Principles of Robotics Final Project
My group proposed an autonomous platform capable of random wandering and obstacle avoidance using a low cost LiDAR for our Principles of Robotics final project. In addition to wandering, we proposed a basic computer vision system to visually identify a known target and fire a nerf dart towards it. We had a substantially sized and capable chassis from one of our group member’s previous projects which was an ideal platform for this final project. Through this work we gained experience with closed-loop motor control, CV primitives such as blob detectors, and embedded development on an NVIDIA Jetson TX2 board.
My primary duties on this project were integration of a low-cost YP-LiDAR for obstacle detection and an omnidirectional camera for full 360 degree target identification capabilities. I set up the ROS environment on the Jetson TX2 and configured serial communications between the main board, the LiDAR and the supporting arduino dedicated for motor control. I created an autonomous wandering script which receives laserscan messages from the LiDAR node and produces independent track velocity commands to avoid obstacles. I based this behavior on the artificial potential field approach to robot navigation where every obstacle is treated as a repelling force on the robot and the net force determines the desired travel direction.
My simple OpenCV-based target detection routine utilizes a simple blob detector with an HSV mask tuned for a blue frisbee in our operating environment. The omnidirectional camera image used as input displays a full 360 degree view around the robot. One of the main benefits of this camera is I can identify the exact heading of any targets identified in the image without the need for any intrinsic calibration. Once the target heading is acquired, a simple PID controller routine rotates the robot in place until the Nerf blaster faces the target and a dart is dispensed.
Advanced Robotics Final Project
For the Advanced Robotics course in the Electrical Engineering department I proposed an independent final project involving visual robot odometry. My goal through this work was to gain experience working with existing visual odometry implementations from literature and to implement my own version.
For many autonomous platforms, odometry readings can prove to be an unreliable source for pose estimation information. Wheel slippage and variations in tire shape can ultimately reduce the accuracy of odometry-based positioning. By utilizing various sensors to observe the world around an agent, position estimates can be vastly improved over odometry alone. In this work, a visual odometry and mapping implementation utilizing an omnidirectional camera was created. The goal is to allow a mobile agent to accurately track its movements throughout the environment while constructing 3D map using visual features. The semi-dense visual odometry (SVO) implementation presented by Forster et al. was also assessed and compared to my custom implementation for pose estimation accuracy and mapping accuracy.
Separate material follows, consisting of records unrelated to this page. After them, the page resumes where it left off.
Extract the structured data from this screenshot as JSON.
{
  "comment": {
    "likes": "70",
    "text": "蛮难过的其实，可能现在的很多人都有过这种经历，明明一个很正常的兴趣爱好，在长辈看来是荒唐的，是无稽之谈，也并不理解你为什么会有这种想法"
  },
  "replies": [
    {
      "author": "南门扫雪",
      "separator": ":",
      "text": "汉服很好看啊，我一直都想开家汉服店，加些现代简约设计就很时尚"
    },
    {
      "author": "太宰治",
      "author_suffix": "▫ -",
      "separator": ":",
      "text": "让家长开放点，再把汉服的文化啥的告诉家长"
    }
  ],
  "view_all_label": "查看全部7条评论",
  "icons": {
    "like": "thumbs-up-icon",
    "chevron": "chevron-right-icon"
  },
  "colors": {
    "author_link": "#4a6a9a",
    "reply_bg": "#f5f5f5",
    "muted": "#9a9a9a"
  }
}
The video above shows both my custom visual odometry implementation and SVO tracking and mapping in real-time on a recorded movement sequence. One of the shortcomings of my visual odometry implementation is how scale is handled. Monocular visual odometry requires assumptions to be made about the scale of the environment. As features are tracked between frames and triangulated in 3D space it is impossible to know the exact translation scale between key viewpoints. Features triangulated between frames captured two meters apart and between frames four meters apart will have the same unit translation magnitude. To resolve this scale issue, some systems like the Intel Realsense T265 tracking camera (which actually has two cameras operating in redundant mono SLAM instead of stereo…) utilize inertial measurement units to resolve this translation scale. It is common for systems relying on monocular cameras alone to perform an initial scale calibration step to establish a unit scale that all subsequent triangulated features will be matched to. While the triangulated features do not match the scale of the real environment, they will be consistent throughout the sequence.
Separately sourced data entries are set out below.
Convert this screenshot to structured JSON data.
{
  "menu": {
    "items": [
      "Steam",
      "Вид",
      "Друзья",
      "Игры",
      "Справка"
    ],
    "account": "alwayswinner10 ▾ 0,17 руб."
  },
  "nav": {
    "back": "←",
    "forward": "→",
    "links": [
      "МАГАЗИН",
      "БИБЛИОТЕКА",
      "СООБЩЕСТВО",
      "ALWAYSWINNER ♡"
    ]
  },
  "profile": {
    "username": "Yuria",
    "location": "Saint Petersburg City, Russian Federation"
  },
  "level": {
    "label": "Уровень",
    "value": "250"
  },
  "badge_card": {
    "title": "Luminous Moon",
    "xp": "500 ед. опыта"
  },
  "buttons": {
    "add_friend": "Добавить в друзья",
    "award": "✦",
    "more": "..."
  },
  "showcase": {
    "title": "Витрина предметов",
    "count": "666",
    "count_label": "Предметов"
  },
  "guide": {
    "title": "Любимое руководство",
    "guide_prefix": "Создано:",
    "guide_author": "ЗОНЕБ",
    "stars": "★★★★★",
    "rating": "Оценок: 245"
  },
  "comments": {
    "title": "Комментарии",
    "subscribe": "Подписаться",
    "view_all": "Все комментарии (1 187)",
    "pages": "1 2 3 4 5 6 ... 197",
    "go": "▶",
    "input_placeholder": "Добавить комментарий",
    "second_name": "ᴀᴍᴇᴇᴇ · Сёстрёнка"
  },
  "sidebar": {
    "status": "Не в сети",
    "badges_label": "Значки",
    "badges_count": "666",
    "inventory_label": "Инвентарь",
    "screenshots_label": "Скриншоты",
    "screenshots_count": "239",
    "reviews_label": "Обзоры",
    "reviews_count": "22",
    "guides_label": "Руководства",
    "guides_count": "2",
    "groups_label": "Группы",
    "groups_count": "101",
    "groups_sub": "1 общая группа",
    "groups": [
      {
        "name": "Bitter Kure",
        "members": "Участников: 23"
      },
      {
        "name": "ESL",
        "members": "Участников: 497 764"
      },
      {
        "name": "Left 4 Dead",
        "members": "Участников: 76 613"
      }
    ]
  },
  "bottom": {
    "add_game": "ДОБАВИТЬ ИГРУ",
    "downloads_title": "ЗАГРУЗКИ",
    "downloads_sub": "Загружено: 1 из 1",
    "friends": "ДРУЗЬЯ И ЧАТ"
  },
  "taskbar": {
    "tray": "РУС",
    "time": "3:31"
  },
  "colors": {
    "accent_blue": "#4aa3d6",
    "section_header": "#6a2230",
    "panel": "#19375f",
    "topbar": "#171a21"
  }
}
My visual odometry script does not match scale between keyframe feature triangulations in this manner. My implementation utilizes the odometry calculated from my custom base controller node which receives independent wheel velocities from the robot base. Using the translation magnitudes from these odometry messages matched with timestamped keyframes, I consistently scale the triangulated features in my custom visual odometry implementation. While this does leave my implementation vulnerable to translation inaccuracies from the wheel odometry, the observed rotational error in the prerecorded sequence is substantially reduced when compared to wheel odometry alone. In the sequence, the robot is directed from one cyan cube to another while passing through the two green cubes. These visual markers correspond to measured markers taped on the floor in the test environment. The wheel odometry shown as red arrows quickly becomes inaccurate once rotations occur. The green arrows representing my custom visual odometry implementation follow the expected trajectory much more accurately. I also visualize the triangulated features as white points which match closely to the overhead light box corners.
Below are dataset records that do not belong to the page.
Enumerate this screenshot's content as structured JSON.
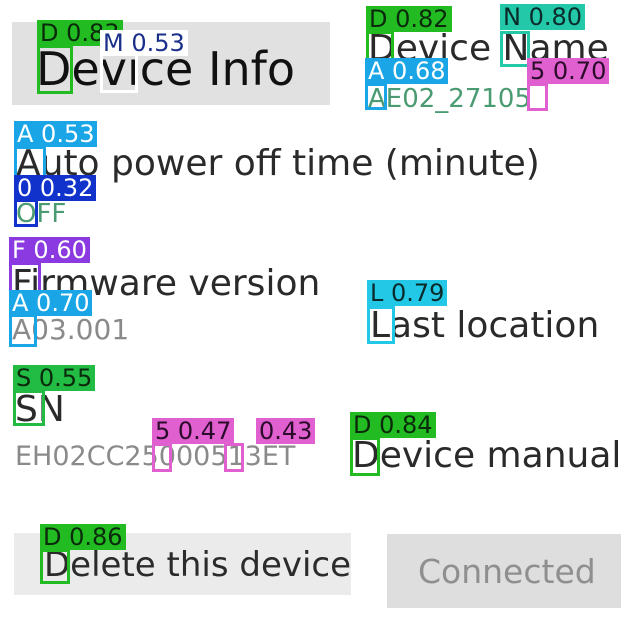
{
  "header": {
    "title": "Device Info"
  },
  "device": {
    "name_label": "Device Name",
    "name_value": "AE02_27105",
    "auto_off_label": "Auto power off time (minute)",
    "auto_off_value": "OFF",
    "firmware_label": "Firmware version",
    "firmware_value": "A03.001",
    "last_location_label": "Last location",
    "sn_label": "SN",
    "sn_value": "EH02CC25000513ET",
    "manual_label": "Device manual"
  },
  "actions": {
    "delete_label": "Delete this device",
    "status_label": "Connected"
  },
  "detections": [
    {
      "label": "D 0.83",
      "color": "#22bb22"
    },
    {
      "label": "M 0.53",
      "color": "#1a2f8a"
    },
    {
      "label": "D 0.82",
      "color": "#22bb22"
    },
    {
      "label": "N 0.80",
      "color": "#22c8a8"
    },
    {
      "label": "A 0.68",
      "color": "#1aa6e6"
    },
    {
      "label": "5 0.70",
      "color": "#e060d0"
    },
    {
      "label": "A 0.53",
      "color": "#1aa6e6"
    },
    {
      "label": "0 0.32",
      "color": "#1133cc"
    },
    {
      "label": "F 0.60",
      "color": "#8a3ae0"
    },
    {
      "label": "A 0.70",
      "color": "#1aa6e6"
    },
    {
      "label": "L 0.79",
      "color": "#22c8e6"
    },
    {
      "label": "S 0.55",
      "color": "#22bb44"
    },
    {
      "label": "5 0.47",
      "color": "#e060d0"
    },
    {
      "label": "0.43",
      "color": "#e060d0"
    },
    {
      "label": "D 0.84",
      "color": "#22bb22"
    },
    {
      "label": "D 0.86",
      "color": "#22bb22"
    }
  ]
}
The following sequence with a white background shows the output of SVO with the same robot movement sequence. The environment reconstruction is much more accurate due to better handling of scale consistency. While the scale is consistent between the triangulated features for this implementation, the overall scale does not match the environment as there is no external scale information provided. If objects with known size were visually detected or wheel odometry integrated, the SVO implementation would have accurate environment scaling.
Overall this work was a success. I gained experience working with existing visual odometry implementations and deepened my knowledge on the subject greatly. While my implementation suffered from scale inconsistencies between sets of triangulated features, the improvements to rotational accuracy vastly improve the odometry capabilities of the iMHS platform. This project was a great experience in terms of furthering my OpenCV skills and my project management skills as this was one of the largest independent undertakings in my coursework.